Dana rolled her eyes and took a long drink of her Kool-Aid before smacking her red-stained lips once. “Fine, Mommy. I heard you the first time, you know.”
It took everything Sara had to hold back the laughter she felt coming on. In some ways her daughter seemed so advanced for her young age that she often had to remind herself that Dana wasn’t even five years old yet. “I only said it once, Little Miss Smarty Pants.”
“I know you did, and that’s the same time I heard you say it.”
“Hard to argue with that logic,” James chimed in helpfully.
Sara shot him another look. “You stay out of this, James. Stay out of it or you can consider the dessert menu off-limits to you tonight, if you catch my drift.”
James turned back to his daughter with a grin and held up his large hands, shrugging his broad shoulders in good-natured defeat. “Hard to argue with that logic, too. Sorry, kiddo, but Mom’s definitely got the trump card on this one. Daddy’s not the smartest guy in the whole world, but he sure as heck knows when he’s been beat. Only PBS on that television from now on.”
By the time they’d finished eating, cleared the table and brought the leftovers inside to the kitchen, the sun had set fully and the moonless sky above had sufficiently darkened for the Whitestone family festivities to begin at last. Off in the distance, they could hear the booming of the fireworks downtown as they streaked deep into the night to the accompaniment of the Cleveland Orchestra.
With an air of ceremony that made both Sara and Dana giggle, James switched off the back porch light and lit a sparkler from a box of ten with a cheap plastic lighter before handing it solemnly over to his daughter. Taking his wife’s hand in his own, they watched Dana run gleefully through the yard waving it around in figure-eight patterns. Little sparks of fire jumped off the stick in all directions, illuminating both a small circle of the night and the unadulterated joy on their only child’s smiling face.
“I’m a fairy princess!” Dana squealed with delight. “I’m a fairy princess and this here’s my magic wand!”
Sara smiled and slipped an arm around her husband’s waist, gently rubbing the small of his back. “You know what?” she said softly. “This is as good as it gets. I really think it’s moments like this that we’ve worked so hard for all these years.”

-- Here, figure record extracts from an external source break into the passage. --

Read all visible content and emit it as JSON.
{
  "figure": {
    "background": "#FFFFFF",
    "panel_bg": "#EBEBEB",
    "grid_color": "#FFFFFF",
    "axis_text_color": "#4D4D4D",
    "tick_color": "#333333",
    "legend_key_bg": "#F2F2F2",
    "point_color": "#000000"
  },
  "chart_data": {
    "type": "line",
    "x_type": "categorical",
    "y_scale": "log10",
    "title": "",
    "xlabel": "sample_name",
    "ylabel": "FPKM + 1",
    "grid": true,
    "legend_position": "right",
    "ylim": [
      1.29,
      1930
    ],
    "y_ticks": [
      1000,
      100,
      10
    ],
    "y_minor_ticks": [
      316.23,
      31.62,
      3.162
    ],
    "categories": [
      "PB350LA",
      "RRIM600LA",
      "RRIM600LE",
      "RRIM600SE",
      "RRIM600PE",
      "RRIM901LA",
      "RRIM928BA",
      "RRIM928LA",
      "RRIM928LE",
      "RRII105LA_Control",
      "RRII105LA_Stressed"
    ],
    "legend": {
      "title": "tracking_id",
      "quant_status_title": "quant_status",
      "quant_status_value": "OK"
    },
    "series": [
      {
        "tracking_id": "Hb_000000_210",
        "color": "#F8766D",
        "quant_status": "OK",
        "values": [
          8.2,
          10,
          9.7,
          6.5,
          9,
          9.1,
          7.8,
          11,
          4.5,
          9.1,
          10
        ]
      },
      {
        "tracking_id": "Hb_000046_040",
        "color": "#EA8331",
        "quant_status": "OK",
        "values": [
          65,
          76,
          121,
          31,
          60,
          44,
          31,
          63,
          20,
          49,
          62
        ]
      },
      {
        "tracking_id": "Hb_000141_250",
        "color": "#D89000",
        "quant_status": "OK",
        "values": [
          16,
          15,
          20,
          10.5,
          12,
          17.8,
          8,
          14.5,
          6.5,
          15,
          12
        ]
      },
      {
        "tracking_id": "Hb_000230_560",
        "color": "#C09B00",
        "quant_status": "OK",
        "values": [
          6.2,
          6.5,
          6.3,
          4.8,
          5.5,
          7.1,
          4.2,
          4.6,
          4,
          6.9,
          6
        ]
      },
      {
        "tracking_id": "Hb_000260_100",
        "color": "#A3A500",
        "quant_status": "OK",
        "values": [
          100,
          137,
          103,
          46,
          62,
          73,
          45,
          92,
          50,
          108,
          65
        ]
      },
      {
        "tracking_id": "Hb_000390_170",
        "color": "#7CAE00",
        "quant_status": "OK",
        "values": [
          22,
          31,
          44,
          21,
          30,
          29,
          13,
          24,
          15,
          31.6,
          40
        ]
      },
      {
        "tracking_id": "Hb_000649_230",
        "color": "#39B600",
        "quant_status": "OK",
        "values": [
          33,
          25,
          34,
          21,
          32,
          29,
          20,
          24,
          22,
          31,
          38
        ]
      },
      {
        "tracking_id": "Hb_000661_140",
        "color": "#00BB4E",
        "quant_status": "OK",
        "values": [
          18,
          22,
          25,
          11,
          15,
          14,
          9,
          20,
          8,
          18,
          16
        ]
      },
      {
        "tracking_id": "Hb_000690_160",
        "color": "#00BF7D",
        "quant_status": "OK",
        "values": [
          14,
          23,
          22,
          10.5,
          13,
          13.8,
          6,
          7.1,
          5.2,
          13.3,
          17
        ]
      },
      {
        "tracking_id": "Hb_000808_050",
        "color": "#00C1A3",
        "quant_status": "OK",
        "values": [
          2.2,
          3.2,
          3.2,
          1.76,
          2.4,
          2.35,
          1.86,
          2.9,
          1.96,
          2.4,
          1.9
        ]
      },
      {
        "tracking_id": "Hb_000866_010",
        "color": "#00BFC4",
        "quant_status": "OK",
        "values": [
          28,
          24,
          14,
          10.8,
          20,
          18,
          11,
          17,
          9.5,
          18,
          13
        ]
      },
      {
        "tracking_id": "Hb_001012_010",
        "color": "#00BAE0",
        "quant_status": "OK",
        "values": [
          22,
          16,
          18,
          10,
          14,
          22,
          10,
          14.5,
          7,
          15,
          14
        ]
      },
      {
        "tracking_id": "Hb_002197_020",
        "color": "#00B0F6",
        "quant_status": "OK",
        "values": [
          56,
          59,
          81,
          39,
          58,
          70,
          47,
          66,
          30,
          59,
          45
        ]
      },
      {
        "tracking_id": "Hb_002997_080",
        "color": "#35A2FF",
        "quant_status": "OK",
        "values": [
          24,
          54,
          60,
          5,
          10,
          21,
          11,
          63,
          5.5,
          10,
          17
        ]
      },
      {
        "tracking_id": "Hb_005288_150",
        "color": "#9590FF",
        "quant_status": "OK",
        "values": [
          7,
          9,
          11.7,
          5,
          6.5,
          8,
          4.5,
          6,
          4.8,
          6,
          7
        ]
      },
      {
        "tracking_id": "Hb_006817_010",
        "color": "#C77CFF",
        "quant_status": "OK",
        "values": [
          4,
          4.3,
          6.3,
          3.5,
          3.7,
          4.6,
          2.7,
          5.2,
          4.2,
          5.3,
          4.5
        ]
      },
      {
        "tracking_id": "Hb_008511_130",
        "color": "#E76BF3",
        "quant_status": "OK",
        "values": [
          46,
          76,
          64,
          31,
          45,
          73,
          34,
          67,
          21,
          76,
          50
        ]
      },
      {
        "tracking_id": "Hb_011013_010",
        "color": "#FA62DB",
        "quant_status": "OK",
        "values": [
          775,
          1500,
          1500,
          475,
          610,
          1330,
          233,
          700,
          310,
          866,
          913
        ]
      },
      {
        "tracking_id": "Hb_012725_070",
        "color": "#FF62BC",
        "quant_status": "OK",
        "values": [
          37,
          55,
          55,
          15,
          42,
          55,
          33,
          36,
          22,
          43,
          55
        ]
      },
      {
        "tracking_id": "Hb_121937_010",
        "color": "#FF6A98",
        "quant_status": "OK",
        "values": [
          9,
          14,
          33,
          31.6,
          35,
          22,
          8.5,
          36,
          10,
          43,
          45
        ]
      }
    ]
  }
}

A single tear formed silently in the corner of her right eye, wavered there for a moment as though unsure what to do next, then slowly spilled out onto her sm
ooth cheek.
“You know what?” James answered, pulling his wife closer and gently kissing away the tear. I think you’re absolutely right.’
Sara Whitestone’s slender shoulders started to shake as she began to cry harder then, once again asking herself how she could continue keeping such a huge secret from this man who so obviously loved her more than he loved life itself.
But James Whitestone just held his wife tighter and kissed her again.
Even softer this time.
CHAPTER 97
Angel snapped shut the vile book again, her ears burning with that awful, nameless shame that she just didn’t understand.
Was she ashamed of being black? Or ashamed of being human?
An electric jolt of rage ripped through her muscles. There were people around – almost all of them white – but she didn’t give a shit. Standing up, she hurled the book over the cliff and out into the water as far as she possibly could, shocked and angry to realize that she had tears in her eyes.
Motherfucking piece-of-shit racists!
She took a deep breath through her nostrils and tried to calm down, but it didn’t work. Was it any fucking wonder that black people found it hard to trust even the white people who acted decent to them, though? Was this what they were all thinking? Calling them “nigger” behind their backs when they thought no one was listening?
The anger boiled inside Angel’s stomach, chest and throat before finally expressing itself as even more tears of rage and frustration.
But were they really tears of rage? Of frustration? Was Angel really angry? Or was she really just fucking hurt? Hurt all the way down to the goddamn bone?
As God as her witness, she just didn’t know.
Gathering up her things, she headed back toward her car. She just couldn’t be alone right now.